A good indicator that an argument exception will need to be applied is if the triggering request was made against the /api/graphql endpoint. Additionally, the keyword "ARGS" will make a prominent appearance in the log entry.

To create an argument exception, you will need to create a new exclusion block, like so:

    exclusion {
      match_variable          = "RequestArgNames"
      selector                = "variables.street"
      selector_match_operator = "Equals"
    }

The match_variable will always be RequestArgNames for argument exceptions.

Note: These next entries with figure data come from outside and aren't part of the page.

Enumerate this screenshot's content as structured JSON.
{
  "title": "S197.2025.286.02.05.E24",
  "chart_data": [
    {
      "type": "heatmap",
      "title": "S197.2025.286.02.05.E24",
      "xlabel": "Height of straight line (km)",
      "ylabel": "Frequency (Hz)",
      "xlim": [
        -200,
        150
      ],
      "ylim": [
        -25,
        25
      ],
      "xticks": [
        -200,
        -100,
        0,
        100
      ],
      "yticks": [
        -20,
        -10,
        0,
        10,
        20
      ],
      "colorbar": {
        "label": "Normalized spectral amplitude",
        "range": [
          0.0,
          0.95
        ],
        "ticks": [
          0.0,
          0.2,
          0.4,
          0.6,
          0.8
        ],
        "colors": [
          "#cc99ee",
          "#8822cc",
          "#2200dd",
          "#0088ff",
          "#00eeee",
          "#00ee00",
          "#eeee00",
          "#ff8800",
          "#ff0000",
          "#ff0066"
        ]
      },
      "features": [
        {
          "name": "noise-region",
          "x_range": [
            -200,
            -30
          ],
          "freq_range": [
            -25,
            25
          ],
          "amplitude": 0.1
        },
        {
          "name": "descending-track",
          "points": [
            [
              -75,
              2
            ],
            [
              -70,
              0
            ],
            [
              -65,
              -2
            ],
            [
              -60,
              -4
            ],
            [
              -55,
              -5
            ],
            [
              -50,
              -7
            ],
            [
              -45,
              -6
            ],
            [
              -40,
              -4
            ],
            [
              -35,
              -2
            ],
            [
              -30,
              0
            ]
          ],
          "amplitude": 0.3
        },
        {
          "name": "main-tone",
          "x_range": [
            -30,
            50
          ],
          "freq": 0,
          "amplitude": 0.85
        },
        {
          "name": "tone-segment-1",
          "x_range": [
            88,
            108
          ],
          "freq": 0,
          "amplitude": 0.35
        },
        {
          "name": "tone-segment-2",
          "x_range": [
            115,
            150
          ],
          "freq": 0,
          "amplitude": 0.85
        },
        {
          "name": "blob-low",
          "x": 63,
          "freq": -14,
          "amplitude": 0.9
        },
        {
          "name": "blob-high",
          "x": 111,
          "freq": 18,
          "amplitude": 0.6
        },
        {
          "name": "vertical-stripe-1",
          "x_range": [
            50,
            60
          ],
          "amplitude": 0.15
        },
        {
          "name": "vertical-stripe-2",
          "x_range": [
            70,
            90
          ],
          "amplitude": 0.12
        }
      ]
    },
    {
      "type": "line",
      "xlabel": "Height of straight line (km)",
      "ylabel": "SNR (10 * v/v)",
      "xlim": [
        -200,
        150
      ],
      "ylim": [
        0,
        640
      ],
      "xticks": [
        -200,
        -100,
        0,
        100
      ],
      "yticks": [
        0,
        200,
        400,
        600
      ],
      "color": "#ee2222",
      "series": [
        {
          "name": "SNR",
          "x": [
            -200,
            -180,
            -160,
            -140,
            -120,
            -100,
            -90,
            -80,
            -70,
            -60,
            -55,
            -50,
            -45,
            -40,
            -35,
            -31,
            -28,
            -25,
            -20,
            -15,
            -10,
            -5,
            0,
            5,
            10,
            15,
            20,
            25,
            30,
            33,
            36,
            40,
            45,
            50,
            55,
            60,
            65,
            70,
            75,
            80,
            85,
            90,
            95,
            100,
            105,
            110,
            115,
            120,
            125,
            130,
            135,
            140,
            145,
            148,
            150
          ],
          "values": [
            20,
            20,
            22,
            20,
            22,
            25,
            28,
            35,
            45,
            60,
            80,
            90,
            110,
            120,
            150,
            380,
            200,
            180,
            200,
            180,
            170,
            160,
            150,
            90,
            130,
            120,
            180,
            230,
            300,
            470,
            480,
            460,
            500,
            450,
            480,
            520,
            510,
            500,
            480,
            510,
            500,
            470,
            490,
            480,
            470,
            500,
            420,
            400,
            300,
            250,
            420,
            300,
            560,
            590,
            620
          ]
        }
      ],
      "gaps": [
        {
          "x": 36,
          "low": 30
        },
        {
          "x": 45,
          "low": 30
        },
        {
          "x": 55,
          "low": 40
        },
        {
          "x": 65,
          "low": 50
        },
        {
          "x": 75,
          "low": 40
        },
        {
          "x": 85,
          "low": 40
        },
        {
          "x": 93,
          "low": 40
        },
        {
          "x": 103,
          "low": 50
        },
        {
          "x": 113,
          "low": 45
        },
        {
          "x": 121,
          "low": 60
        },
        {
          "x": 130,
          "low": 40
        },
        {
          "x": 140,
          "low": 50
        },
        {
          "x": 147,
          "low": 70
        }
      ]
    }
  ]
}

Adjust the values for selector and selector_match_operator to properly match the data given to you by the Application Gateway logs.

All exclusion blocks are daughters of the managed_rules superblock.

Team Responsibilities

Help and support will be needed from all members of the SimpleReport team to keep the WAF functioning at its best, without disrupting the flow of the application.

If you are a member of any of the following groups, we ask for your support in executing the following tasks:

Software Engineers

  • Test any changes to query strings, new features, etc. in a live Azure environment. (All environments have a functioning WAF).
  • Report any WAF complications to the DevOps team as soon as you can, so that a mitigation can be included before your changes go to Production.
  • If a mitigation is needed, please refrain from merging your changes until the mitigation is included in your branch.

DevOps Team

  • Regularly audit the WAF logs for signs that additional tuning or mitigations may be needed.
  • Quickly respond to Engineering and Support requests for tuning and mitigations
  • Proactively advise on the need for new mitigations as new features are designed

Support Team

  • Use the diagnostic steps above when gathering information about a user encounter with the WAF
  • Raise the issue to the engineering teams as soon as practicable for proper mitigation.